Anti-Dairy Bus Ads Target National Farmers Organization
New Ads Urge Co-Op to Reconsider Ties to Dairy Farm Where PETA Revealed Beatings, Filth, Sick Cows Denied Veterinary Care
For Immediate Release:
October 7, 2019
Contact:
Brooke Rossi 202-483-7382
Despite evidence of cruelty and filth at Reitz Dairy Farm in Pennsylvania, the National Farmers Organization continues to conduct business as usual with it, causing PETA to place ads this week on local buses showing an image from its recent eyewitness exposé of the dairy farm—three cows forced to lie in their own accumulated waste—alongside the words “Dairy: Beatings, Neglect, and Filth.
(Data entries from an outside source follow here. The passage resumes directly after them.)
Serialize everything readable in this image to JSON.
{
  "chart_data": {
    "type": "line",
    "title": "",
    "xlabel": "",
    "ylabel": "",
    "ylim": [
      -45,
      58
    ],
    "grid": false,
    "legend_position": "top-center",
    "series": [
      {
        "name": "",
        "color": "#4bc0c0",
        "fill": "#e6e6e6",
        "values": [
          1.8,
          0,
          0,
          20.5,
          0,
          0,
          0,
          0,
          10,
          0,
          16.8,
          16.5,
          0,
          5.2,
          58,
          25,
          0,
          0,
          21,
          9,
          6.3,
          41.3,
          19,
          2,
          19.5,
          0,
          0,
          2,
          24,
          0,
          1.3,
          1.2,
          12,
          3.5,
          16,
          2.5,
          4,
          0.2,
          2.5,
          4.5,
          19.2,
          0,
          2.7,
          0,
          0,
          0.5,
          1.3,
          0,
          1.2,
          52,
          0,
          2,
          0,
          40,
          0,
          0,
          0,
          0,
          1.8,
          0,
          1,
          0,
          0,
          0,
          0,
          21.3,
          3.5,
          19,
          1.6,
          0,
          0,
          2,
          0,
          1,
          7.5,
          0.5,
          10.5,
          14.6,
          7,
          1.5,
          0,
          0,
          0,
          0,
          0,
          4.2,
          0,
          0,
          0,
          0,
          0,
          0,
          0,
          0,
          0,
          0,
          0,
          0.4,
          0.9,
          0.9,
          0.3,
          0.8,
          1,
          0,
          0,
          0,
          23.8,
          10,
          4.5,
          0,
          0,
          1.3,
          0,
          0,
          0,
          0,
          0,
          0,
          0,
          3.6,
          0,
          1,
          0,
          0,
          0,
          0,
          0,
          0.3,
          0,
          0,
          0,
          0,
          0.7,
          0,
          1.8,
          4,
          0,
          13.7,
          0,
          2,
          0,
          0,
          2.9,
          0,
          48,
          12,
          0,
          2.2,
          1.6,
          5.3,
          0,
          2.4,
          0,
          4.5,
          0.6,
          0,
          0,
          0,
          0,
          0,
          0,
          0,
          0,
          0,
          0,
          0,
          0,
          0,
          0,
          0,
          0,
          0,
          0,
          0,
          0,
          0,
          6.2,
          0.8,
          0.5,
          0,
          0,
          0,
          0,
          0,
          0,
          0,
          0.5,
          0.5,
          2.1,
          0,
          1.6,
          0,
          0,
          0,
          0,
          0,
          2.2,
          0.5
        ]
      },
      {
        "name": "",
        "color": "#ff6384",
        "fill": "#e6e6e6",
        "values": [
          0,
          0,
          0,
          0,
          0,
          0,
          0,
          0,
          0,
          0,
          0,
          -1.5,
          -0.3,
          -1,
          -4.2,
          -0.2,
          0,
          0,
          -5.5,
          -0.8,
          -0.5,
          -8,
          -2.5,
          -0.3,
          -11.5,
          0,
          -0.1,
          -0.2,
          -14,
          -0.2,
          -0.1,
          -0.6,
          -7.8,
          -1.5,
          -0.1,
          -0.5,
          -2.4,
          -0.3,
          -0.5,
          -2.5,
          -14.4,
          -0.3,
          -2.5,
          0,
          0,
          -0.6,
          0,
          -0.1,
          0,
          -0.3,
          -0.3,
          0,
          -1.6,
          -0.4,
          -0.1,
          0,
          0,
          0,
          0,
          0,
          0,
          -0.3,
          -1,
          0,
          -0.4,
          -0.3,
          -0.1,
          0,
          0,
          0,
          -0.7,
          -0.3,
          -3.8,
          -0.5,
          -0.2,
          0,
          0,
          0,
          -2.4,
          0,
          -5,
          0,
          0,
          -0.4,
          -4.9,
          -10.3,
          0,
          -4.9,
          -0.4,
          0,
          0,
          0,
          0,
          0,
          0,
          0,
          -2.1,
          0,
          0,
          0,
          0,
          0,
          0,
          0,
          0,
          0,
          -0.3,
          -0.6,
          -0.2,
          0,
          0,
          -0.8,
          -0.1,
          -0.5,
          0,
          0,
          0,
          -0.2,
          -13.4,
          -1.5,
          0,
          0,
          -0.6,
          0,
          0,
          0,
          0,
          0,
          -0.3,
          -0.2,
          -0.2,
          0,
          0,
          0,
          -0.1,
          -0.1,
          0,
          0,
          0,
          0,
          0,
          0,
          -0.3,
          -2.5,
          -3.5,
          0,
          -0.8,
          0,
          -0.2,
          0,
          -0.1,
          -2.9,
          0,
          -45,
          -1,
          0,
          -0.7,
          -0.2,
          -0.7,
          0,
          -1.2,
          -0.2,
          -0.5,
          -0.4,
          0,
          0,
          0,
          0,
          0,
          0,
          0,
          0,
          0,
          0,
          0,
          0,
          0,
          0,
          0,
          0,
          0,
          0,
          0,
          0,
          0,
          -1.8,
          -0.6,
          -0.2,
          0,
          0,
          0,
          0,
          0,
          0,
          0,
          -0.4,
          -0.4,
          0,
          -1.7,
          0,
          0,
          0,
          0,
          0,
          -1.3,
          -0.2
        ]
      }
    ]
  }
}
Go Vegan.”
“Cows at Reitz Dairy Farm are used as milk-making machines, and video footage shows them being beaten and forced to live in filth, denied any semblance of a natural life,” says PETA Executive Vice President Tracy Reiman. “The National Farmers Organization’s affiliation with this operation is a disgrace, and PETA is urging it to examine its standards or confess that it has none.”
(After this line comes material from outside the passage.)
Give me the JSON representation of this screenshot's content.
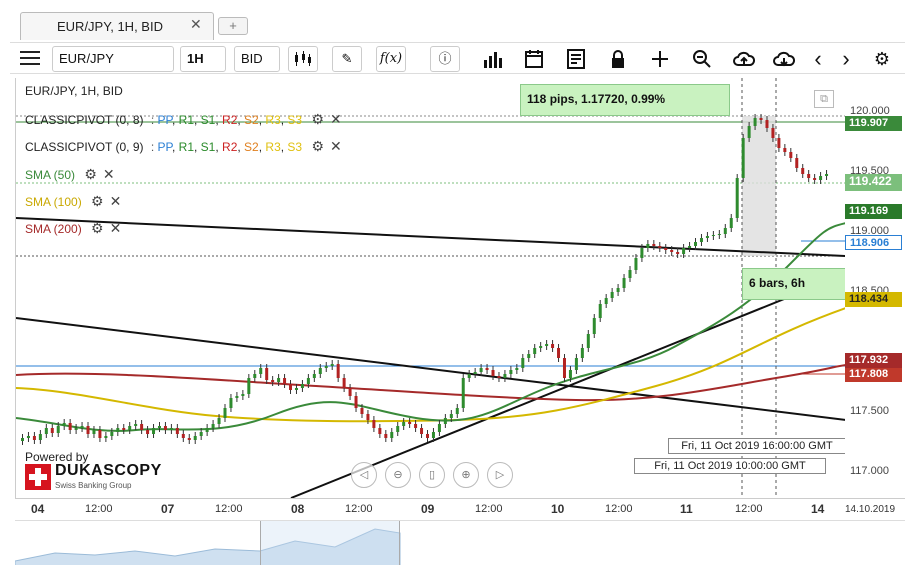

PETA’s investigation of Reitz Dairy Farm was prompted by a whistleblower complaint earlier this year—the fourth such call that PETA has received from a worker there since 2014. The manager denied cows care for obvious injuries, including massively swollen joints seeping blood and pus. A worker was documented kicking a cow who lay trapped in a milking stall and striking her nearly 60 times with a cane on her hindquarters, legs, and sensitive udder. Cows limped through their own waste—one later died in it—and calves were separated from their mothers and kept in barns amid urine and manure, with no access to the outdoors, before the females were later inseminated and used for milk production.
The buses featuring PETA’s ad will pass directly in front of the National Farmers Organization headquarters at 528 Billy Sunday Rd., #100.